- Coat of arms
- Location of Grassendorf
- Grassendorf Grassendorf
- Coordinates: 48°49′11″N 7°36′54″E﻿ / ﻿48.8197°N 7.615°E
- Country: France
- Region: Grand Est
- Department: Bas-Rhin
- Arrondissement: Saverne
- Canton: Bouxwiller

Government
- • Mayor (2020–2026): Bernard Ingwiller
- Area^{1}: 2.24 km^{2} (0.86 sq mi)
- Population (2022): 258
- • Density: 120/km^{2} (300/sq mi)
- Time zone: UTC+01:00 (CET)
- • Summer (DST): UTC+02:00 (CEST)
- INSEE/Postal code: 67166 /67350
- Elevation: 212–296 m (696–971 ft)

= Grassendorf =

Grassendorf (/fr/; Gràssedorf) is a commune in the Bas-Rhin department in Grand Est in north-eastern France.

==History==
Following the Thirty Years War which badly depleted population levels in much of Alsace, a large number of immigrants arrived from the Thiérache region of Picardy during the middle of the seventeenth century.
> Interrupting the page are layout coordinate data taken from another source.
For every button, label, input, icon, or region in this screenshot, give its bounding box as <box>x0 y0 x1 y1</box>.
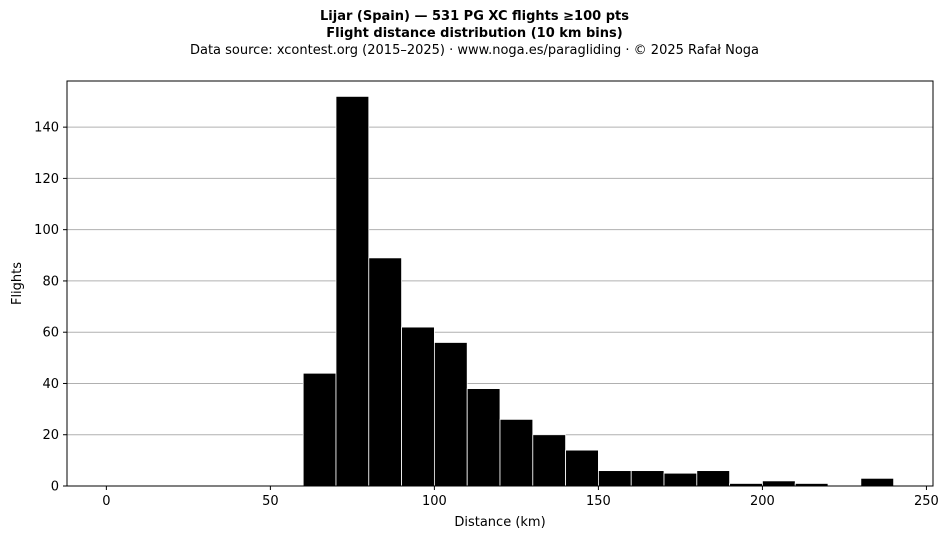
x-tick-label-250: 250 <box>914 494 939 509</box>
bar-150-160km <box>598 470 632 487</box>
bar-70-80km <box>335 95 370 487</box>
bar-110-120km <box>466 388 501 487</box>
bar-100-110km <box>433 342 468 487</box>
x-tick-label-0: 0 <box>102 494 110 509</box>
plot-frame <box>66 80 934 487</box>
bar-160-170km <box>630 470 665 487</box>
bar-170-180km <box>663 472 698 487</box>
y-axis-label: Flights <box>10 262 25 305</box>
x-tick-label-150: 150 <box>586 494 611 509</box>
chart-title: Lijar (Spain) — 531 PG XC flights ≥100 p… <box>320 9 629 24</box>
y-tick-label-140: 140 <box>34 121 59 136</box>
x-tick-label-200: 200 <box>750 494 775 509</box>
y-tick-label-0: 0 <box>51 480 59 495</box>
bar-200-210km <box>762 480 796 487</box>
x-tick-label-50: 50 <box>262 494 279 509</box>
bar-60-70km <box>302 372 337 487</box>
chart-source-line: Data source: xcontest.org (2015–2025) · … <box>189 43 760 58</box>
bar-230-240km <box>860 477 895 487</box>
bar-90-100km <box>401 326 435 487</box>
x-axis-label: Distance (km) <box>454 515 545 530</box>
y-tick-label-40: 40 <box>42 377 59 392</box>
y-ticks: 0 20 40 60 80 100 120 140 <box>34 121 67 495</box>
bars <box>302 95 895 487</box>
y-tick-label-120: 120 <box>34 172 59 187</box>
x-tick-label-100: 100 <box>422 494 447 509</box>
bar-80-90km <box>368 257 402 487</box>
y-tick-label-20: 20 <box>42 428 59 443</box>
y-tick-label-80: 80 <box>42 274 59 289</box>
chart-titles: Lijar (Spain) — 531 PG XC flights ≥100 p… <box>0 8 949 59</box>
y-tick-label-60: 60 <box>42 326 59 341</box>
bar-180-190km <box>696 470 731 487</box>
x-ticks: 0 50 100 150 200 250 <box>102 486 939 509</box>
bar-120-130km <box>499 418 534 487</box>
chart-subtitle: Flight distance distribution (10 km bins… <box>326 26 623 41</box>
bar-140-150km <box>565 449 599 487</box>
bar-130-140km <box>532 434 567 487</box>
y-tick-label-100: 100 <box>34 223 59 238</box>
In the local language the inhabitants of Grassendorf are known as "Welschguller" which means something along the lines of "foreign turkeys". Until the 1990s the spire of the parish church was topped off by the carving of a turkey rather than of the Gallic rooster which is more normally found on the tops of church spires in rural France.